L’échéance du référendum invite tous les militants du NON à la recomposition politique de leur mouvance. Qu’ils n’oublient pas la fracture ! La plupart en ont soupé des partis, mais tous ressentent l’impérieuse nécessité de constituer un front uni face aux turbo-capitalisme et néolibéralisme. Il leur faut donc un parti, mais dont le mode de fonctionnement tranche avec tout ce qui s’est fait jusqu’à présent. Un mode qui prévienne justement la fameuse fracture de s’y propager, là aussi. Un mode qui autorise enfin l’accueil égalitaire de tous les anciens exclus de la politique, ceux qui n’avaient aucune chance d’œuvrer dans le sens de leur pensée en mettant leur conviction au service de tous.
Que les militants du NON n’oublient pas non plus toutes les formes d’usure. A tous les niveaux de la société, il existe des personnes qui pensent profiter de la rente, quand bien même elles ne l’exercent pas directement. Souvenons-nous de l’usure politique de Nicole Notat à la tête de la CFDT. Mais sachons distinguer aussi les rentes corporatistes. Celle des chauffeurs routiers (mais surtout de leurs patrons), auxquels le flux tendu des grandes centrales de distribution assure le plein emploi. Mais aussi celles de ces vastes entreprises de sévices nationaux que sont, par exemple, EDF (jolie cagnotte syndicale, et baste des énergies renouvelables autonomes et de la maîtrise de l’énergie) ou le GIAT (ah ! ce flashball entre les mains de Christian Cabal, député UMP de la Loire !). Que ces militants ne se laissent pas embarquer dans des combats dits de défense des services publics quand il ne s’agit en fait que de préserver un emploi salarié garanti - parfois une sinécure ! La stratégie de l’amalgame est le cheval de Troie dans le camp des alter-mondialistes.

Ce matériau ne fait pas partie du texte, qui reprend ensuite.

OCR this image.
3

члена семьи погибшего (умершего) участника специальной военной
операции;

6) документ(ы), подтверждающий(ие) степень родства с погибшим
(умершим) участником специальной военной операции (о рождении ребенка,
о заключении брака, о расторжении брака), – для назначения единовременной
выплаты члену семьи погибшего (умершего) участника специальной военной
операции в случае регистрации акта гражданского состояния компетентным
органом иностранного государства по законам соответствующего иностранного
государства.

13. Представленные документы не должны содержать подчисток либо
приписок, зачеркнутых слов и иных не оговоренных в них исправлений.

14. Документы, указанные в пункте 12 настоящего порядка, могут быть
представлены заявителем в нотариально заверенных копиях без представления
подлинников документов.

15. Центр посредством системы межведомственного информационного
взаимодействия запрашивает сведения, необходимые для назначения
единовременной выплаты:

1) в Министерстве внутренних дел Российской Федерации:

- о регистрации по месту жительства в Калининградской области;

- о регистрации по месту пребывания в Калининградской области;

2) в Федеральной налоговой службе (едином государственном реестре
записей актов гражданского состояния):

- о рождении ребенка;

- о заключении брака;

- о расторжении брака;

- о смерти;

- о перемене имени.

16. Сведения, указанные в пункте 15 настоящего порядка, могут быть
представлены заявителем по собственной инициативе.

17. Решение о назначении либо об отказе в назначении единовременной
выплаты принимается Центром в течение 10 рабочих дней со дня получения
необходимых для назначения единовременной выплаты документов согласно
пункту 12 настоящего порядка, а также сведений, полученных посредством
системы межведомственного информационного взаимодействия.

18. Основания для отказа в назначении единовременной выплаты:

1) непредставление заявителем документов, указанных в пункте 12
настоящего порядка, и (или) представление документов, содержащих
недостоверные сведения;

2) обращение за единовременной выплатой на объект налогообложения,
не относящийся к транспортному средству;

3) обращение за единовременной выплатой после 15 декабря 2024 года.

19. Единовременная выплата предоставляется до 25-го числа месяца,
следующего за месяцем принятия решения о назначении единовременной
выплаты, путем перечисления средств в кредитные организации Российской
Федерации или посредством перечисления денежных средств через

On ne saurait confondre enseignement et armée, hôpital et atome, sous le prétexte fallacieux qu’ils sont tous du ressort de l’Etat.
Le 29 mai, la fracture se fera encore plus évidente. Le NON l’emportera, car ses partisans mènent une bonne campagne, pour une autre Europe que celle de Barroso et de Bolkestein. Mais j’avoue craindre le 30 mai, si cette fracture devait se propager aussi dans le camp du NON. Les appels répétés de ses ténors à faire de sa victoire - leur victoire ? - la priorité numéro un, conjugués à leur maintien dans des partis discrédités (PS et Verts), ne me disent vraiment rien qui vaille. Pour parler franchement, ça sent le Le Pen à plein nez. Ou, pour être moins violent, le remake du coup de poker Fabius. Donc, dans tous les cas de figure, la course au pompon. Rien à dire, ça pue. Alors j’irai voter NON, en me pinçant le nez, et en priant l’Etre Suprême pour qu’il sauve sa République.